La raccolta firme per il referendum sulla cittadinanza viaggia spedita sulla piattaforma del ministero della Giustizia e ha raggiunto quota 300mila sottoscrizioni. Oggi però la corsa si è arrestata per alcune ore, dopo che il sito dedicato è andato in tilt impedendo l'accesso a migliaia di cittadini. A denunciarlo pubblicamente è stato Riccardo Magi, segretario di PiùEuropa e tra i promotori della campagna referendaria. «Stavamo viaggiando a un ritmo di circa 10mila firme all'ora quando la piattaforma pubblica per la raccolta firme del ministero è andata in tilt… per le troppe firme - ha fatto sapere il deputato -. Da circa due ore migliaia di persone stanno provano a firmare senza successo, ricevendo messaggi di errore dalla piattaforma. Abbiamo immediatamente segnalato l'episodio agli uffici competenti e aspettiamo una risposta a breve.
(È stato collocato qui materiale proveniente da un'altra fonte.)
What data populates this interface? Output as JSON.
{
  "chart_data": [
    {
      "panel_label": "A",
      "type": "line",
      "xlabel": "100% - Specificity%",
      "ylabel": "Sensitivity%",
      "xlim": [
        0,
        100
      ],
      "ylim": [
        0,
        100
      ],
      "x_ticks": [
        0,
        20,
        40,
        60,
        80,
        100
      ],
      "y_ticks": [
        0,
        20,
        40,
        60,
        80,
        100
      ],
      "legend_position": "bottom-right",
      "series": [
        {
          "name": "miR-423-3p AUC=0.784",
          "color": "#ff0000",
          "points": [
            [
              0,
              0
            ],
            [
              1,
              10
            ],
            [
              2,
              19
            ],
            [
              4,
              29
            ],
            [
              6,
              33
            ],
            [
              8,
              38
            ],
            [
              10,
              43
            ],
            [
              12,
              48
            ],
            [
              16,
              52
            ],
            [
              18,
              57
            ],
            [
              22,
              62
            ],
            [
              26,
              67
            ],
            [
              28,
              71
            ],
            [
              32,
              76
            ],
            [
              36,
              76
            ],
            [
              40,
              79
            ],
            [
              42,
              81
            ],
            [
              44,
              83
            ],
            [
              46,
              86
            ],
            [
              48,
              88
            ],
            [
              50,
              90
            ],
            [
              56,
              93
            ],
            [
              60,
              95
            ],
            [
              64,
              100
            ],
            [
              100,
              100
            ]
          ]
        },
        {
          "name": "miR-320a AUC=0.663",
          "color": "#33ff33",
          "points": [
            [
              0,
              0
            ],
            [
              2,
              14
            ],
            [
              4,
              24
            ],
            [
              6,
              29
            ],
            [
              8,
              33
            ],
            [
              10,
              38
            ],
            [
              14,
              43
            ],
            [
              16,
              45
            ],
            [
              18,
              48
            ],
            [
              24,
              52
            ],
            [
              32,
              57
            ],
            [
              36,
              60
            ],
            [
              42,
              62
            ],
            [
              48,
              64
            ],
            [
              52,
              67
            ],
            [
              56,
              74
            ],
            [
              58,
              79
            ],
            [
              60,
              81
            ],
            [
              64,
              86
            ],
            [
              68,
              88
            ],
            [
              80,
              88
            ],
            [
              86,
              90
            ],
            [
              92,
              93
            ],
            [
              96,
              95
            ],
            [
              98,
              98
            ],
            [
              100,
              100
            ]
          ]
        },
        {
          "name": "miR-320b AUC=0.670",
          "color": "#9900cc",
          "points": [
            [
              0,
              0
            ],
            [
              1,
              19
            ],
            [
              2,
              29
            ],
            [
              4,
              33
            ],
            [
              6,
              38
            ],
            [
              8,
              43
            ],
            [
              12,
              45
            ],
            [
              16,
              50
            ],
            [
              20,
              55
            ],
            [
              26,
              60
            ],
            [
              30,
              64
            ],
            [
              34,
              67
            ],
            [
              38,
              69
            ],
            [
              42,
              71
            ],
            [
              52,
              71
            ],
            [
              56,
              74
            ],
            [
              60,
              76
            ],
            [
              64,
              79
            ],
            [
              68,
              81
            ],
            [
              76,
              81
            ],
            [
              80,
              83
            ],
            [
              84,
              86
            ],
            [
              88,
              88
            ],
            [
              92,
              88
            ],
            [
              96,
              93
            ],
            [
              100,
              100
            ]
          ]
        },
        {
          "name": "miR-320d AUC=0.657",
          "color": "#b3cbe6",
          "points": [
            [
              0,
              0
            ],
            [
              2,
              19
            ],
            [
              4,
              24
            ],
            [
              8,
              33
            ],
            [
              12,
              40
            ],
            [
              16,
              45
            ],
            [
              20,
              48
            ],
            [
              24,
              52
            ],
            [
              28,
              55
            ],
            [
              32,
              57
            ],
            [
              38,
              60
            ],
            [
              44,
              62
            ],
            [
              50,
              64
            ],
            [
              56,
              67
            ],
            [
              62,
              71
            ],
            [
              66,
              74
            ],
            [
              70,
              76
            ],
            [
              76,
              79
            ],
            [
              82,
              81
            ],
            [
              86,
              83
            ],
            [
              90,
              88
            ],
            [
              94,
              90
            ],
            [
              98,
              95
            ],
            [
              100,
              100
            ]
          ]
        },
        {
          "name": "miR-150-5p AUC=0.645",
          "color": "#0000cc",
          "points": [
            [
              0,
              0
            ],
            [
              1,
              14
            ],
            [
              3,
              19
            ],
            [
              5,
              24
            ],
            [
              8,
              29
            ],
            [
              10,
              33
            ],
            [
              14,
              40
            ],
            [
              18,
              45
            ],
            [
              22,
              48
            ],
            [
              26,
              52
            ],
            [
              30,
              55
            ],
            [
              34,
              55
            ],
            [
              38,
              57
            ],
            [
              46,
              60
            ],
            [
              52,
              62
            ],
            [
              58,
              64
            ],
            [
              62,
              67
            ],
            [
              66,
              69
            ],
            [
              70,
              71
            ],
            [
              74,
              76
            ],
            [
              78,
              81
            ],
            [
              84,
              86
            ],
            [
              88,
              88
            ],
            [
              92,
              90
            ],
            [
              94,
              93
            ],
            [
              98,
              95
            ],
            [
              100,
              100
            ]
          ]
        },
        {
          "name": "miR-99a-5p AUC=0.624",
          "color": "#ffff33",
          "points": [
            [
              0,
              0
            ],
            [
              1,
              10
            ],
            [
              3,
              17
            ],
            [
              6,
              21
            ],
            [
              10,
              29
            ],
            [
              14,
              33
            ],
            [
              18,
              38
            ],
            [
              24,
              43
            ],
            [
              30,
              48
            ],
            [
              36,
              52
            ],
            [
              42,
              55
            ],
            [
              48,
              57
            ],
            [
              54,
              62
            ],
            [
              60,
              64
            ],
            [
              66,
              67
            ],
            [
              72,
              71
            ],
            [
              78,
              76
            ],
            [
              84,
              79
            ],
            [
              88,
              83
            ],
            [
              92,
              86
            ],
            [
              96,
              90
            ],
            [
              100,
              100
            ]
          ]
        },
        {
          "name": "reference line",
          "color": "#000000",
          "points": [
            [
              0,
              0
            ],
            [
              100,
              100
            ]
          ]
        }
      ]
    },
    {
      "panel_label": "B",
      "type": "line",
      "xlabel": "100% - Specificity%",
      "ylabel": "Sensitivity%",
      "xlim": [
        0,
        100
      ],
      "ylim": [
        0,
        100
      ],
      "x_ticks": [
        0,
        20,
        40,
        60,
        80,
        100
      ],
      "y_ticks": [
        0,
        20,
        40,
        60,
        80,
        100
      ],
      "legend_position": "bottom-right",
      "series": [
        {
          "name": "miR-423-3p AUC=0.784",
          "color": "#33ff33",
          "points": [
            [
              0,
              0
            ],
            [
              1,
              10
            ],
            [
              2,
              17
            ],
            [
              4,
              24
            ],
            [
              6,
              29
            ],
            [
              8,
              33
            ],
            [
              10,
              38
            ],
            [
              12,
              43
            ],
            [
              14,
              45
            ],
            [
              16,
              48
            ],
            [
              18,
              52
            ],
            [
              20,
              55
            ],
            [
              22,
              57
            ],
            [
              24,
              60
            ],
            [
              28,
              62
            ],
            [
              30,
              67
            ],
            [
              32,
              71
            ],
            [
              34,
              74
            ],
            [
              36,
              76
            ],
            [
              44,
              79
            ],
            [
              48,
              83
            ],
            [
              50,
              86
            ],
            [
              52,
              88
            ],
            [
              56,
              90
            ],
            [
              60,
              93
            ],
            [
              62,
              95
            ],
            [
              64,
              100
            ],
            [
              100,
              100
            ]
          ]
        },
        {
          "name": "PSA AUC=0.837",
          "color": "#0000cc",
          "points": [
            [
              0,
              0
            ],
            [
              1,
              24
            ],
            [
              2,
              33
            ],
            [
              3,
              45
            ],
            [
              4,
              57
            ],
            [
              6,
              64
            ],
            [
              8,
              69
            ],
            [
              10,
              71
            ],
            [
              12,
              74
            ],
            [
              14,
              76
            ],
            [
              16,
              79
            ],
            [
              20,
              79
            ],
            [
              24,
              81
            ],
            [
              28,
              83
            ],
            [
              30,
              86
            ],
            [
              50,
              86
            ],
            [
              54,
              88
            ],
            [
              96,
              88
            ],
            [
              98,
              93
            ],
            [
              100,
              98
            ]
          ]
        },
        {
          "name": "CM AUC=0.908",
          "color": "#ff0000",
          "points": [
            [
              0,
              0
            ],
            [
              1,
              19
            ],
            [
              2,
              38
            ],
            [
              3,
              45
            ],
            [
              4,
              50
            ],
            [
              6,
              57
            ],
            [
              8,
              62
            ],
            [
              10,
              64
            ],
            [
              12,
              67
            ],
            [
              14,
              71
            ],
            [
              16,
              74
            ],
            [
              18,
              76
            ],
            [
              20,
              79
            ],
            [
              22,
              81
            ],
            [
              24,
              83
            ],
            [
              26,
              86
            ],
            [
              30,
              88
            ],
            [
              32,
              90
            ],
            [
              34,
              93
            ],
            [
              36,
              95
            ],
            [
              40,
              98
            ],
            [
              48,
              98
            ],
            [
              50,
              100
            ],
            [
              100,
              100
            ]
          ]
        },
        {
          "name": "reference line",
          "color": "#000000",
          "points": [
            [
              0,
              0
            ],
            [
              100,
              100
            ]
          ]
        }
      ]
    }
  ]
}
Resta però gravissimo che una piattaforma governativa, pensata per questo obiettivo, non riesca a tenere il flusso delle firme di queste ore». Il sistema è stato poi ripristinato e in una nota Via Arenula ha confermato il blocco causato da «una richiesta eccezionale di accessi che ha portato a oltre 60mila tentativi in un'ora». Lo stesso dicastero ha escluso «qualsiasi tentativo di hackeraggio».
Poco prima del ko del sito era stato ancora Magi a dare conto dello stato della raccolta firme: «Procede a una velocità impressionante grazie anche alla mobilitazione di tante personalità della cultura, dello sport, dello spettacolo, dell'accademia, del giornalismo: siamo a quasi 300mila sottoscrizioni che rendono l'obiettivo delle 500mila a portata di mano - ha dichiarato -. Questo dimostra due cose: primo, che c'è una volontà enorme di cambiare la legge sulla cittadinanza ingiusta, crudele e incivile. Secondo, che gli italiani sono molto più avanti dei vari Meloni, Salvini, Vannacci e Tajani che invece vorrebbero leggi più dure per chi è nato, cresciuto, istruito e vive stabilmente in Italia».
Intanto il Pd si muove sul fronte parlamentare e questo pomeriggio ha depositato alla Camera una proposta di legge per lo lo ius soli e per lo Ius culturae. Nel primo caso «richiedendo un anno di residenza legale per uno dei due genitori», ha spiegato la deputata e prima firmataria della pdl, Ouidad Bakkali, nel secondo si guarda invece ai «bambini che hanno fatto ingresso in Italia entro i 12 anni e che abbiano frequentato la scuola per 5 anni». Nel computo però, ha specificato la parlamentare, «si inserisce anche la scuola dell'infanzia e inoltre, allineandoci alla maggioranza dei paesi europei ge - scendono da 10 a 5 gli anni di residenza continuativa richiesti».